Mario Draghi’s comments earlier today showing the ECB’s commitment to the euro to do whatever it takes to keep the single currency intact were greeted by most with a sense of relief. In a speech in London, Draghi said that it is completely within the ECB’s mandate to reduce sovereign bond “premia” if they are a hindrance to monetary policy. Whether Draghi meant the ECB was prepared to make more bond purchases or commit to a backstop along the lines of the ECB’s Bagehot Rule Policy that I outlined last month was not clear. But European sovereign bond markets rallied on the news, particularly in Spain and Italy. Equity markets rallied as well; the Spanish bourse was up 5% while the Dow soared over 200 in reaction to the news.
Not everyone was happy with Draghi, however. In Germany, there was consternation within the German ruling coalition due to fears that ECB policy would be inflationary. Business daily Handelsblatt described the situation:
Politicians from the CDU and FDP received with great concern the announcement by the President of the European Central Bank (ECB), Mario Draghi, who signaled further support for the crisis countries in the euro-zone. “According to the logic of the supposed rescuers, when the rescue funds reach their limits, then Super Mario will come forward with Big Bertha,” FDP parliamentary group financial expert Frank Schaeffler said to Handelsblatt online. Precisely for this reason is the inflationary scenario in the end most likely. “Draghi is not a savior, but a plunderer of people’s savings.”
In the CDU, there were similar reactions, with Klaus-Peter Willsch telling Handelsblatt that “an increased rate of inflation is an inevitable consequence of this policy of the ECB.”

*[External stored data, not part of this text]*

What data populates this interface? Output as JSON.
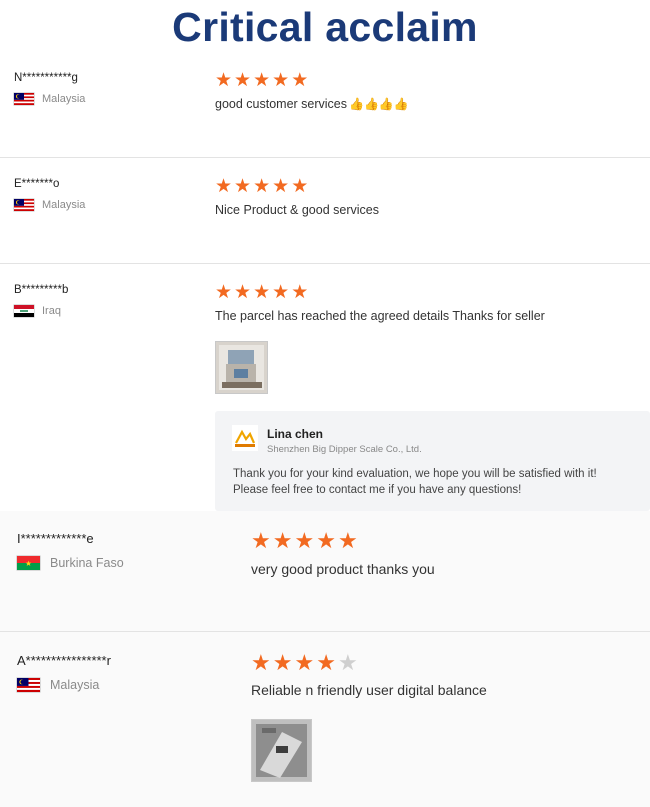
{
  "page": {
    "title": "Critical acclaim"
  },
  "reviews": [
    {
      "name": "N***********g",
      "country": "Malaysia",
      "flag": "malaysia-flag-icon",
      "rating": 5,
      "text": "good customer services",
      "emoji": "👍👍👍👍"
    },
    {
      "name": "E*******o",
      "country": "Malaysia",
      "flag": "malaysia-flag-icon",
      "rating": 5,
      "text": "Nice Product & good services"
    },
    {
      "name": "B*********b",
      "country": "Iraq",
      "flag": "iraq-flag-icon",
      "rating": 5,
      "text": "The parcel has reached the agreed details Thanks for seller",
      "reply": {
        "name": "Lina chen",
        "company": "Shenzhen Big Dipper Scale Co., Ltd.",
        "text_line1": "Thank you for your kind evaluation, we hope you will be satisfied with it!",
        "text_line2": "Please feel free to contact me if you have any questions!"
      }
    },
    {
      "name": "I*************e",
      "country": "Burkina Faso",
      "flag": "burkina-faso-flag-icon",
      "rating": 5,
      "text": "very good product thanks you"
    },
    {
      "name": "A****************r",
      "country": "Malaysia",
      "flag": "malaysia-flag-icon",
      "rating": 4,
      "text": "Reliable n friendly user digital balance"
    }
  ],
  "colors": {
    "title": "#1b3a78",
    "star_on": "#f26a21",
    "star_off": "#cfcfcf"
  }
}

If the ECB goes ahead and attempts to backstop Spanish or Italian debt, as I believe they will have to in order to keep the euro zone intact, there will be a negative reaction in influential circles in Germany. A legal challenge would be likely. Where would Angela Merkel stand on this in an election year like 2013? Probably we will find out even before this date. As yet, Merkel has not taken a position. But with growth waning in Germany, tolerance for bailouts will certainly wane. But I believe Merkel will have no choice but to accept a euro zone breakup or an explicit ECB backstop for Italy and Spain. This day is coming.